We make questions by:

 

1: moving an auxiliary to the front of the clause:

Everybody is watching >> Is everybody watching?
They had worked hard >> Had they worked hard?
He's finished work >> Has he finished work?
Everybody had been working hard >> Had everybody been working hard?
He has been singing >> Has he been singing?
English is spoken all over the world >> Is English spoken all over the world?
The windows have been cleaned >> Have the windows been cleaned?

2: … or by moving a modal to the front of the clause:

They will come >> Will they come?
He might come >> Might he come?
They will have arrived by now >> Will they have arrived by now?
She would have been listening >> Would she have been listening?
The work will be finished soon >> Will the work be finished soon?
They might have been invited to the party >> Might they have been invited to the party?


3: The present simple and the past simple have no auxiliary. We make questions by adding the auxillary do/does for the present simple or did for the past simple:

They live here >> Do they live here?
John lives here >> Does John live here?
Everybody laughed >> Did everybody laugh?

 

Exercise

Section: 

Comments

Hello can anyone tell me which one is correct and why
Who goes to your apartment?
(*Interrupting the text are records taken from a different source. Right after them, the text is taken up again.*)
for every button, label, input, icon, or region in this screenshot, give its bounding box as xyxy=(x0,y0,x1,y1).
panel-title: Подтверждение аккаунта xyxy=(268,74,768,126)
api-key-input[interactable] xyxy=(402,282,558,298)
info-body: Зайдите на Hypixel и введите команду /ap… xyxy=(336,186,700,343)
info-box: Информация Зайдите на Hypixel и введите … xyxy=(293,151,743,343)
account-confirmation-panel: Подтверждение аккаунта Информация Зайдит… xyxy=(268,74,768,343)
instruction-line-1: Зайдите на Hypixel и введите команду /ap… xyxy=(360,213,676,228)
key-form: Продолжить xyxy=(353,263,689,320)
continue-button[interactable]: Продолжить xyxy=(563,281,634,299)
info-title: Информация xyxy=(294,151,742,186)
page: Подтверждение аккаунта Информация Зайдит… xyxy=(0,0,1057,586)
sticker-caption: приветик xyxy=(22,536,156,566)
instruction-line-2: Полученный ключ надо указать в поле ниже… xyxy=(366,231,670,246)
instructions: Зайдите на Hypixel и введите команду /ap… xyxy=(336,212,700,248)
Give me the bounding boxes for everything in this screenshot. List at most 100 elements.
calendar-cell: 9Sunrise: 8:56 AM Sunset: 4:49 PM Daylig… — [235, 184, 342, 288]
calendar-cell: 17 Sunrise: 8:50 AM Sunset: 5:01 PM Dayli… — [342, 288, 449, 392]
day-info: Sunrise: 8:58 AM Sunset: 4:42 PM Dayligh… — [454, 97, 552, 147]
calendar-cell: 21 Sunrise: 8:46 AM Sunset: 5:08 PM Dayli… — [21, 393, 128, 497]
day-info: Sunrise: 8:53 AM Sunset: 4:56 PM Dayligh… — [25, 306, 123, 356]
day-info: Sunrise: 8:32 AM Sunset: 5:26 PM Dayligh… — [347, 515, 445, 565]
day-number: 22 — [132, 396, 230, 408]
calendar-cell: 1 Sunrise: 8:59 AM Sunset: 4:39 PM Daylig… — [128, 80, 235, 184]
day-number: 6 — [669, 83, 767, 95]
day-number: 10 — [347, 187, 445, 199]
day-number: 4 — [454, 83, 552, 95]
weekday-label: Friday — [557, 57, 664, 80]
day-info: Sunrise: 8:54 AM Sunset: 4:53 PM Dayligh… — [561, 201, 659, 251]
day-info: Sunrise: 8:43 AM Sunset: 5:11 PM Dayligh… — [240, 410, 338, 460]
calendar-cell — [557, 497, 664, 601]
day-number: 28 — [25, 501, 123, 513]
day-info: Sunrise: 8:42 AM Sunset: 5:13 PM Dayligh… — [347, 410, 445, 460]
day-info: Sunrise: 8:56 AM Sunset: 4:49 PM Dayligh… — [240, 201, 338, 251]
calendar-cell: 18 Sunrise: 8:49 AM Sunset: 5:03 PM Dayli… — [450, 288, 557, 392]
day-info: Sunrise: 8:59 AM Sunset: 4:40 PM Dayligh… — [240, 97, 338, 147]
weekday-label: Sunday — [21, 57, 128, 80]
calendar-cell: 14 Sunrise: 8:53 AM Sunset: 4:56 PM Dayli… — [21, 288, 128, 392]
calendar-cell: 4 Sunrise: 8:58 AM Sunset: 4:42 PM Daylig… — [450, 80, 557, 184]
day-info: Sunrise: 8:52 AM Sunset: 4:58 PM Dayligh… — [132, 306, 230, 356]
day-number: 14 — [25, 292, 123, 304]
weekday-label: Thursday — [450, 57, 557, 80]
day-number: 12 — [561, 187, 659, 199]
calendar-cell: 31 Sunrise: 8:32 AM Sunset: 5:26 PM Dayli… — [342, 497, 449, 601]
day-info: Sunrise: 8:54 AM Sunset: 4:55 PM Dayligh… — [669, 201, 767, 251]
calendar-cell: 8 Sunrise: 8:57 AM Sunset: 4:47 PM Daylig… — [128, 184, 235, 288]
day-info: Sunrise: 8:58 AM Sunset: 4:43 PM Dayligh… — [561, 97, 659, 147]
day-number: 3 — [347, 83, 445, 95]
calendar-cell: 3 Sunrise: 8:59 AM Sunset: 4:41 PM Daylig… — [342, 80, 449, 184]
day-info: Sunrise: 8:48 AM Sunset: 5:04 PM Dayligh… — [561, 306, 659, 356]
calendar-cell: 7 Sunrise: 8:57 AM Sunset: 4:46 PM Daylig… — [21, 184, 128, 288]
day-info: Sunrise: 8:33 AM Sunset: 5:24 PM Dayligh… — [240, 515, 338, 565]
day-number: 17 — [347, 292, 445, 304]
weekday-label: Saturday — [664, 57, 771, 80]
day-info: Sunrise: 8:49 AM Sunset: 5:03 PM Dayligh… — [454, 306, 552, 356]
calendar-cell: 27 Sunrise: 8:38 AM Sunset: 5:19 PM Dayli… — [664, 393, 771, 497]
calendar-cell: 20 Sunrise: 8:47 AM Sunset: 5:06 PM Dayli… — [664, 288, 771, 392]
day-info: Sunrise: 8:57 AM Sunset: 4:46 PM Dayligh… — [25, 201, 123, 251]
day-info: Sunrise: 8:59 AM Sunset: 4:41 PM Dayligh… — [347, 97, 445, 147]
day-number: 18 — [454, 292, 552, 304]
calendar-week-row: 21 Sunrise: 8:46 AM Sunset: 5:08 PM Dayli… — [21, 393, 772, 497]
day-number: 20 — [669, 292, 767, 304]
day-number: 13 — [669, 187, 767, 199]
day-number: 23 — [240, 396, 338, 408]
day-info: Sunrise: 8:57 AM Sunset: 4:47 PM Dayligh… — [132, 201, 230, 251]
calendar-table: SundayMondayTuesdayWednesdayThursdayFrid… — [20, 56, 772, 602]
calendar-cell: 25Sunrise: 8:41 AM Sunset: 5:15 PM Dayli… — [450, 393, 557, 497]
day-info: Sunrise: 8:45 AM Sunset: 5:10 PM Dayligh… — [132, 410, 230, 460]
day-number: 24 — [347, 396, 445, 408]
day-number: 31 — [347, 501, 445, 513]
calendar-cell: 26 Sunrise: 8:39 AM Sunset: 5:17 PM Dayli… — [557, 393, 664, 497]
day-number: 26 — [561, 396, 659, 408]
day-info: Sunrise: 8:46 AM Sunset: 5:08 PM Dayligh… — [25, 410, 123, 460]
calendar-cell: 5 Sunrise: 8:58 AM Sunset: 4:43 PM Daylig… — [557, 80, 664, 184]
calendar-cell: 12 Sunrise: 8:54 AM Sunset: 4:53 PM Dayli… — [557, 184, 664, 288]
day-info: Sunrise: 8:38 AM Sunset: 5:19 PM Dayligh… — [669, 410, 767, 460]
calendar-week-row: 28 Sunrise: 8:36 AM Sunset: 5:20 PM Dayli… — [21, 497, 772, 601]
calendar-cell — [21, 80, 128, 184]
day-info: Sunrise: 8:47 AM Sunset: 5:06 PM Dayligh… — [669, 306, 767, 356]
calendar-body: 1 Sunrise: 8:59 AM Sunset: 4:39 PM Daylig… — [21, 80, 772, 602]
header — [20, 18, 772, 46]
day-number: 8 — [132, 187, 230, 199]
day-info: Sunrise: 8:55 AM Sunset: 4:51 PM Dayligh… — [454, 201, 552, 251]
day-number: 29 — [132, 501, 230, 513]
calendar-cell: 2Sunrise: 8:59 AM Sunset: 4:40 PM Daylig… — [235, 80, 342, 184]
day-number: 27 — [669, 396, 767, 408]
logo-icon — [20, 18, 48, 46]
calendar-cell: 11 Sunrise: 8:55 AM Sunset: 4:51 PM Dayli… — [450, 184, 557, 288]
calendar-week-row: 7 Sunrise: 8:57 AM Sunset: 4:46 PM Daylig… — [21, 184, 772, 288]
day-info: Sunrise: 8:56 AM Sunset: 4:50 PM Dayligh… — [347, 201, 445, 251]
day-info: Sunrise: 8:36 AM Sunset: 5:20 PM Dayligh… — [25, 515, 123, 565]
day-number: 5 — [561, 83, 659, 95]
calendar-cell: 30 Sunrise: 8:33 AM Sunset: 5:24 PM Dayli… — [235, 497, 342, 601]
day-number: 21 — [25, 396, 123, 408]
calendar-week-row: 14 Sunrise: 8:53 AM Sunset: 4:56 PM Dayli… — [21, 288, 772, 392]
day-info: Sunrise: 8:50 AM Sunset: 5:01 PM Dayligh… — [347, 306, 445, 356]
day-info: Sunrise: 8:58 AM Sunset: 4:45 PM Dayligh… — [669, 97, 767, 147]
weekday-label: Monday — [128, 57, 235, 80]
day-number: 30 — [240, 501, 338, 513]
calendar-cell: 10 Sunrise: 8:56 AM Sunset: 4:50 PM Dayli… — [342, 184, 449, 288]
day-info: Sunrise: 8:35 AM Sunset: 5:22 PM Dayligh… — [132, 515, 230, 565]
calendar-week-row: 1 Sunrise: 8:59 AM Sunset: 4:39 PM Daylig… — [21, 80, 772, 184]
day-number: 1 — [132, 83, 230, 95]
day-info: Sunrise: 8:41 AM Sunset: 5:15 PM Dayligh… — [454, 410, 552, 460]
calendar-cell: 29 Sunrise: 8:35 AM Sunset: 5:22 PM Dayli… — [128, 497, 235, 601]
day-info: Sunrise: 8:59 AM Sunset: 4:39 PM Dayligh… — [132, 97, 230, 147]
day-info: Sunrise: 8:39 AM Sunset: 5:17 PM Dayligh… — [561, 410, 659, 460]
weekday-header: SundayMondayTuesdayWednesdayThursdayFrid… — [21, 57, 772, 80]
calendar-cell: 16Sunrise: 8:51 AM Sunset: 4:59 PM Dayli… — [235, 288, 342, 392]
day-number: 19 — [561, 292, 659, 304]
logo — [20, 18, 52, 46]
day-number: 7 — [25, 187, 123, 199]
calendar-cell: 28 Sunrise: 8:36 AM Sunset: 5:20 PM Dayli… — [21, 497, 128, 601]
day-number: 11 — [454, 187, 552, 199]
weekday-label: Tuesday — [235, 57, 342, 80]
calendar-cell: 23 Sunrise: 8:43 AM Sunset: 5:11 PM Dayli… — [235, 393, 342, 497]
Who did go to your apartment? , and
Who gave Lena this expensive watch? Who did give Lena this expensive watch?
Is there like a rule or something when to use did and when not?

Hello Sash,

I think the correct forms would be:

Who went to your apartment?

Who gave Lena this expensive watch?

 

These are examples of subject questions. You can find more information on these on this page.

 

Best wishes,

Peter

The LearnEnglish Team

Hello,

Is there any good way to punctuate the sentences nicely?

Hello maqsoodahmedmagsi,

Your sentence is punctuated correctly. If you have questions about another sentence you're welcome to ask them. The more specific your question, the better we can answer it.

All the best,
Kirk
The LearnEnglish Team

Hi

Just wondering if sentence below is correct:

I can see that in your house rules infant wouldn't be allowed to stay in, is it?

I think the tag question is incorrect. But are there any other mistakes?

Thanks.

Hello Hugong,

I'm afraid we aren't able to correct users' texts, as it requires quite a lot of time on our part, far more than we have available for this sort of thing. But, to try to answer your question, that's correct, the question tag in that sentence is a bit odd (though comprehensible). You could change it to 'right?' and it would work a bit better. In general, my impression is that question tags are probably used most often in simpler sentences, so something like 'According to the House Rules, children aren't allowed, are they?' would be more common. (Note that 'infant' is much more specific than 'children'.)

You can read more about them on our Question tags page.

All the best,
Kirk
The LearnEnglish Team

Hello Krik,

Thanks for your answering. Followed what you have said where tag questions are used in simpler question, do you mean that the question tag shouldn't be used in a complex question at all? The reason I'm asking is that I always hear native speaker say that kind of question statement and I think that there is no 'is' verb in the sentence and why is it the tag 'is it' can be used? So I want to figure out the correctness of the sentence. Hope you can help.

Also would you happen to have passage about words linking as well as I wish to learn that?

Thanks
Hugo

Hello Hugo,

I just meant that, as far as I can think, question tags tend to be used in simpler questions; I wouldn't say that they are never used in complex questions.

If you can give an example of a sentence you've heard that you don't understand, then we can try to help, but I'm afraid otherwise it's very difficult.

As for linking words, we have one page (in spite of / despite / although) and then I'm sure you can find them mentioned in many of the Elementary Podcasts, but I'm afraid I don't know which ones of the top of my head. You could also look them up in the dictionary to see example sentences or search the internet for 'linking words' to learn more.

All the best,
Kirk
The LearnEnglish Team

Hi Kirk,

Thanks for the explanation. Suddenly I couldn't think of any. I hope I could ask when I hear one.

As for the linking words, sorry that I didn't make it clear. What I meant is the linking between consonant and vowel when we speak a sentences. I know that native speakers use that very often, right?